At this point, CIBOR is looking for companies that are ready to invest in the products and begin manufacturing. Wooley estimates it would be a $200,000 to $800,000 investment to begin manufacturing of the instruments.

“I’ve always thought it would be really great if we could find someone locally to actually go out and make this,” Wooley said. “This type of production is well within the capabilities of companies in the aerospace industry.”

The devices are considered a Class One device by the Food and Drug Administration, which is the same level of regulation as a tongue depressor, Wooley said.

“Bottom line is if you can do FAA (Federal Aviation Administration) you can do FDA,” he said. “It’s really not more cumbersome.”

CIBOR is also starting to launch a project using composites to create operating room tables that can hold up to 1,000 pounds.

“Aerospace design and cantilevering means it probably won’t look too much like a table but more like an aircraft wing, which gives a lot more room for people to move around,” Wooley said.

Battlefield device

CIBOR has a Department of Defense sponsored program to create a rapid battlefield fixation device, which is basically a light-weight piece of material that hardens when molded around an injured limb and acts as a splint.

“Broken ends of sharp bone cut vessels and nerves during transportation,” Wooley said.

“Just getting shot is your first problem. The next thing is just getting mobilized to prevent sharp ends of the bone from moving during what’s usually a pretty rough transportation.”

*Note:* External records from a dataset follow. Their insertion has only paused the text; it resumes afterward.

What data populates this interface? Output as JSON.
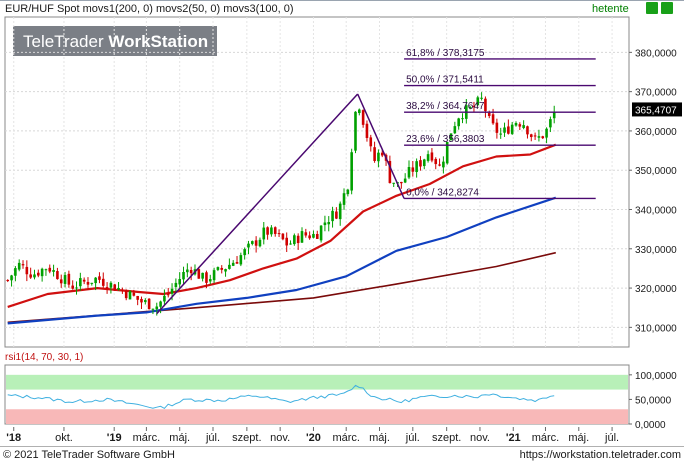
{
  "header": {
    "title": "EUR/HUF Spot movs1(200, 0) movs2(50, 0) movs3(100, 0)",
    "period": "hetente",
    "logo_light": "TeleTrader",
    "logo_bold": "WorkStation"
  },
  "footer": {
    "copyright": "© 2021 TeleTrader Software GmbH",
    "url": "https://workstation.teletrader.com"
  },
  "indicator": {
    "label": "rsi1(14, 70, 30, 1)"
  },
  "colors": {
    "price_up": "#00a000",
    "price_down": "#d00000",
    "ma200": "#7a0a0a",
    "ma50": "#d01010",
    "ma100": "#1040c0",
    "trendline": "#4a0870",
    "fib_line": "#4a0870",
    "rsi_line": "#40b0e0",
    "rsi_overbought_zone": "#b8f0b8",
    "rsi_oversold_zone": "#f8b8b8"
  },
  "chart_data": [
    {
      "type": "line",
      "title": "EUR/HUF Spot movs1(200, 0) movs2(50, 0) movs3(100, 0)",
      "frequency": "hetente",
      "ylim": [
        305000,
        389000
      ],
      "y_ticks": [
        310000,
        320000,
        330000,
        340000,
        350000,
        360000,
        370000,
        380000
      ],
      "y_tick_labels": [
        "310,0000",
        "320,0000",
        "330,0000",
        "340,0000",
        "350,0000",
        "360,0000",
        "370,0000",
        "380,0000"
      ],
      "x_axis": {
        "range": [
          "2018-06-15",
          "2021-08-01"
        ],
        "labels": [
          {
            "text": "'18",
            "date": "2018-07-01"
          },
          {
            "text": "okt.",
            "date": "2018-10-01"
          },
          {
            "text": "'19",
            "date": "2019-01-01"
          },
          {
            "text": "márc.",
            "date": "2019-03-01"
          },
          {
            "text": "máj.",
            "date": "2019-05-01"
          },
          {
            "text": "júl.",
            "date": "2019-07-01"
          },
          {
            "text": "szept.",
            "date": "2019-09-01"
          },
          {
            "text": "nov.",
            "date": "2019-11-01"
          },
          {
            "text": "'20",
            "date": "2020-01-01"
          },
          {
            "text": "márc.",
            "date": "2020-03-01"
          },
          {
            "text": "máj.",
            "date": "2020-05-01"
          },
          {
            "text": "júl.",
            "date": "2020-07-01"
          },
          {
            "text": "szept.",
            "date": "2020-09-01"
          },
          {
            "text": "nov.",
            "date": "2020-11-01"
          },
          {
            "text": "'21",
            "date": "2021-01-01"
          },
          {
            "text": "márc.",
            "date": "2021-03-01"
          },
          {
            "text": "máj.",
            "date": "2021-05-01"
          },
          {
            "text": "júl.",
            "date": "2021-07-01"
          }
        ]
      },
      "last_price": {
        "value": 365470.7,
        "label": "365,4707"
      },
      "price_anchors": [
        [
          "2018-06-20",
          322000
        ],
        [
          "2018-07-10",
          326000
        ],
        [
          "2018-08-05",
          323500
        ],
        [
          "2018-09-01",
          325500
        ],
        [
          "2018-10-15",
          320500
        ],
        [
          "2018-12-01",
          322500
        ],
        [
          "2019-01-15",
          319500
        ],
        [
          "2019-02-20",
          316500
        ],
        [
          "2019-03-20",
          315500
        ],
        [
          "2019-04-10",
          318500
        ],
        [
          "2019-05-01",
          322500
        ],
        [
          "2019-05-20",
          325500
        ],
        [
          "2019-06-15",
          322000
        ],
        [
          "2019-07-15",
          324500
        ],
        [
          "2019-08-15",
          327500
        ],
        [
          "2019-09-15",
          331500
        ],
        [
          "2019-10-05",
          334500
        ],
        [
          "2019-10-25",
          333500
        ],
        [
          "2019-11-15",
          331000
        ],
        [
          "2019-12-10",
          333500
        ],
        [
          "2020-01-05",
          333500
        ],
        [
          "2020-01-25",
          337500
        ],
        [
          "2020-02-15",
          339500
        ],
        [
          "2020-03-05",
          347000
        ],
        [
          "2020-03-15",
          362000
        ],
        [
          "2020-03-22",
          368500
        ],
        [
          "2020-04-05",
          360500
        ],
        [
          "2020-04-20",
          352000
        ],
        [
          "2020-05-05",
          355500
        ],
        [
          "2020-05-20",
          348000
        ],
        [
          "2020-06-05",
          346000
        ],
        [
          "2020-06-25",
          349500
        ],
        [
          "2020-07-15",
          352000
        ],
        [
          "2020-08-01",
          355000
        ],
        [
          "2020-08-20",
          350500
        ],
        [
          "2020-09-10",
          360500
        ],
        [
          "2020-09-25",
          364500
        ],
        [
          "2020-10-15",
          365500
        ],
        [
          "2020-11-05",
          368000
        ],
        [
          "2020-11-20",
          361500
        ],
        [
          "2020-12-10",
          359000
        ],
        [
          "2021-01-05",
          362500
        ],
        [
          "2021-01-20",
          362000
        ],
        [
          "2021-02-10",
          357500
        ],
        [
          "2021-03-01",
          359500
        ],
        [
          "2021-03-20",
          365470.7
        ]
      ],
      "series": [
        {
          "name": "movs1(200, 0)",
          "anchors": [
            [
              "2018-06-20",
              311300
            ],
            [
              "2019-06-01",
              315000
            ],
            [
              "2020-01-01",
              317500
            ],
            [
              "2020-06-01",
              321000
            ],
            [
              "2020-12-01",
              325500
            ],
            [
              "2021-03-20",
              329000
            ]
          ]
        },
        {
          "name": "movs2(50, 0)",
          "anchors": [
            [
              "2018-06-20",
              315200
            ],
            [
              "2018-09-01",
              318500
            ],
            [
              "2018-12-01",
              320000
            ],
            [
              "2019-02-15",
              319000
            ],
            [
              "2019-04-01",
              318500
            ],
            [
              "2019-06-01",
              320000
            ],
            [
              "2019-08-01",
              322000
            ],
            [
              "2019-10-01",
              325000
            ],
            [
              "2019-12-01",
              327500
            ],
            [
              "2020-02-01",
              332000
            ],
            [
              "2020-04-01",
              339500
            ],
            [
              "2020-06-01",
              343500
            ],
            [
              "2020-08-01",
              346500
            ],
            [
              "2020-10-01",
              351000
            ],
            [
              "2020-12-01",
              353500
            ],
            [
              "2021-02-01",
              354000
            ],
            [
              "2021-03-20",
              356500
            ]
          ]
        },
        {
          "name": "movs3(100, 0)",
          "anchors": [
            [
              "2018-06-20",
              311000
            ],
            [
              "2018-12-01",
              313000
            ],
            [
              "2019-03-01",
              313800
            ],
            [
              "2019-06-01",
              316000
            ],
            [
              "2019-09-01",
              317500
            ],
            [
              "2019-12-01",
              319500
            ],
            [
              "2020-03-01",
              323000
            ],
            [
              "2020-06-01",
              329500
            ],
            [
              "2020-09-01",
              333000
            ],
            [
              "2020-12-01",
              338000
            ],
            [
              "2021-03-20",
              343000
            ]
          ]
        }
      ],
      "trendlines": [
        {
          "from": [
            "2019-03-20",
            313500
          ],
          "to": [
            "2020-03-22",
            369400
          ]
        },
        {
          "from": [
            "2020-03-22",
            369400
          ],
          "to": [
            "2020-06-15",
            342800
          ]
        }
      ],
      "fibonacci": {
        "start_date": "2020-06-15",
        "end_date": "2021-06-01",
        "levels": [
          {
            "label": "61,8% / 378,3175",
            "value": 378317.5
          },
          {
            "label": "50,0% / 371,5411",
            "value": 371541.1
          },
          {
            "label": "38,2% / 364,7647",
            "value": 364764.7
          },
          {
            "label": "23,6% / 356,3803",
            "value": 356380.3
          },
          {
            "label": "0,0% / 342,8274",
            "value": 342827.4
          }
        ]
      }
    },
    {
      "type": "line",
      "title": "rsi1(14, 70, 30, 1)",
      "ylim": [
        0,
        120
      ],
      "y_ticks": [
        0,
        50,
        100
      ],
      "y_tick_labels": [
        "0,0000",
        "50,0000",
        "100,0000"
      ],
      "overbought": 70,
      "oversold": 30,
      "zones": [
        {
          "name": "overbought",
          "range": [
            70,
            100
          ]
        },
        {
          "name": "oversold",
          "range": [
            0,
            30
          ]
        }
      ],
      "anchors": [
        [
          "2018-06-20",
          58
        ],
        [
          "2018-08-15",
          54
        ],
        [
          "2018-10-15",
          45
        ],
        [
          "2018-12-15",
          50
        ],
        [
          "2019-02-20",
          38
        ],
        [
          "2019-03-25",
          32
        ],
        [
          "2019-05-15",
          50
        ],
        [
          "2019-07-15",
          48
        ],
        [
          "2019-09-15",
          58
        ],
        [
          "2019-11-15",
          45
        ],
        [
          "2020-01-10",
          55
        ],
        [
          "2020-02-25",
          60
        ],
        [
          "2020-03-22",
          80
        ],
        [
          "2020-04-20",
          55
        ],
        [
          "2020-06-10",
          45
        ],
        [
          "2020-07-15",
          54
        ],
        [
          "2020-09-15",
          58
        ],
        [
          "2020-10-25",
          55
        ],
        [
          "2020-11-15",
          62
        ],
        [
          "2021-01-10",
          52
        ],
        [
          "2021-02-15",
          48
        ],
        [
          "2021-03-20",
          62
        ]
      ]
    }
  ]
}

The device could also be used by campers or paramedics, Wooley said.

Self-sustaining program

The goal is for CIBOR to become a self-sustaining program, Aldag said. To get there, the program will need companies to invest in its products and the research and design of other products.

“The bottom line is we have to get (these products) into patients,” Wooley said. “If we can do that locally, that would be great.”

The recession, along with the health care industry’s uncertainty about changes in the law, affected the program initially, officials said.

“We were a little unlucky, if you will, coming into that environment,” Wooley said. “But as we emerge, which we inevitably will since medicine is always going forward and people always want the best thing, we can bring partners alongside and come up with successful devices.”

“If we’ve got a locally made product out there in the orthopedic world, that will aid us in attracting the orthopedic industry to take a look at what we’ve got in Wichita.”